Falar sobre o aborto também leva outra importante questão em consideração: o direito de uma mulher em escolher se e quando quer ser mãe. A partir da narrativa, Amor de Mãe trabalharia o tabu que cerca mulheres que decidem não ter filhos. Porém, Dias subtrai o desejo de sua personagem e a joga em uma situação onde ela fica e o bicho pega ou corre e o bicho come.
É o futuro pai reconhecendo o feto de poucas semanas como uma “pessoinha” e, em nenhum momento, sugerindo opção para a mãe que não deseja ter um filho naquele momento; a mãe da personagem dizendo que ela precisa ser forte a partir daquele momento para lidar com a condição (em uma sequência linda e importante entre Regina Casé e Jéssica Ellen, quase destruída pela narrativa da gravidez indesejada); e a sogra, responsável pela gravidez inesperada ao furar os preservativos utilizados pelo filho, em deleite por se tornar avó antes de perder a vida para um aneurisma inoperável.
São poucos os caminhos que a novela pode levar. Prevejo dois deles: caso a autora queira jogar mais lenha na fogueira de Thelma, que sofrerá as consequências ao ser desmascarada pelo filho, Camila pode ter um aborto espontâneo, o que levaria a sogra à loucura, forçando uma pressão ainda maior na nora para que ela a dê um neto antes de morrer, talvez até usando a doença como moeda de troca e incitando o filho a apoiá-la na realização de seu desejo final.
Em outro cenário, Camila segue com a gravidez, tem o filho e, aos trancos e barrancos, com o apoio do sempre presente namorado e um toque do adquirido amor de mãe, consegue superar as dificuldades, conciliar a carreira e a maternidade e prova que é possível ser mãe e bem sucedida profissionalmente. Pode funcionar, mas é uma narrativa descolada da realidade de muitas brasileiras, principalmente negras e periféricas como Camila.
Das opções, espero que a novela surpreenda. No entanto, considerando a situação atual de Vitória, que não sugere uma redenção da personagem por entregar o filho para adoção (a novela agrava a situação associando-a a tráfico de crianças, mas o caso não diferiria muito de uma adoção se não tivesse dinheiro envolvido, do qual a personagem não viu um centavo), isso não deve acontecer. Pelo andar da carruagem, Vitória carregará a culpa enquanto Raul (Murilo Benício) sairá como o bom pai que nunca soube do filho e, ao reencontrá-lo, fará de tudo para recuperar o tempo perdido.

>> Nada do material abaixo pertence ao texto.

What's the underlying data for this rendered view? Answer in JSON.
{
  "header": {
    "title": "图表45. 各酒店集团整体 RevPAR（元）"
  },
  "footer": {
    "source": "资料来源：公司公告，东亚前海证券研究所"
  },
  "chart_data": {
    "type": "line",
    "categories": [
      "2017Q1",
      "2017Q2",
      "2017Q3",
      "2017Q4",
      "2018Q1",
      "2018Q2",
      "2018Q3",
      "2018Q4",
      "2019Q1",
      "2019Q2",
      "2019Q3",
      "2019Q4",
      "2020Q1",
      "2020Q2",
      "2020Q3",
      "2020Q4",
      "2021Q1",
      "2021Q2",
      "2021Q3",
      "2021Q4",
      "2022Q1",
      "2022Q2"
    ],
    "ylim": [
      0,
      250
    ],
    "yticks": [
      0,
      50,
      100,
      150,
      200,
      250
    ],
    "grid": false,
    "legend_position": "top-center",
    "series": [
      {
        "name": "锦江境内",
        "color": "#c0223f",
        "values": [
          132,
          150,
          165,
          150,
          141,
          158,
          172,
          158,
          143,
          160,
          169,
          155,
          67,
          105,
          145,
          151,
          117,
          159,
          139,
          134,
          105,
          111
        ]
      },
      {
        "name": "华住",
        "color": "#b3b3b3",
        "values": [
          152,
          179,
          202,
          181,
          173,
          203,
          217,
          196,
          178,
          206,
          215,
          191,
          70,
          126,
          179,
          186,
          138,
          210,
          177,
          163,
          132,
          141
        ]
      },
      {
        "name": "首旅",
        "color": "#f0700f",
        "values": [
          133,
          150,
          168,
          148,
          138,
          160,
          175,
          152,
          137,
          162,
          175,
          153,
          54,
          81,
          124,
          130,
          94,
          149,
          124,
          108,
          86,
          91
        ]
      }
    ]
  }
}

Contudo, deixo uma questão que Manuela Dias não parece ter interesse em colocar na boca de Vitória: quem garante que Raul, jovem e longe de se tornar o milionário que se entrega totalmente ao filho nos dias dehoje, cumpriria com a palavra de que faria tudo pela criança se tivesse sabido da gravidez? Falar 25 anos depois, com a conta bancária recheada e uma mania de resolver tudo no dinheiro, é muito fácil. Mas em quantas certidões de crianças brasileiras o espaço com as informações do pai está em branco? Não vou deixar o suspense: de acordo com o último Censo Escolar realizado pelo Conselho Nacional de Justiça (CNJ) e divulgado em 2013, são 5,5 milhões.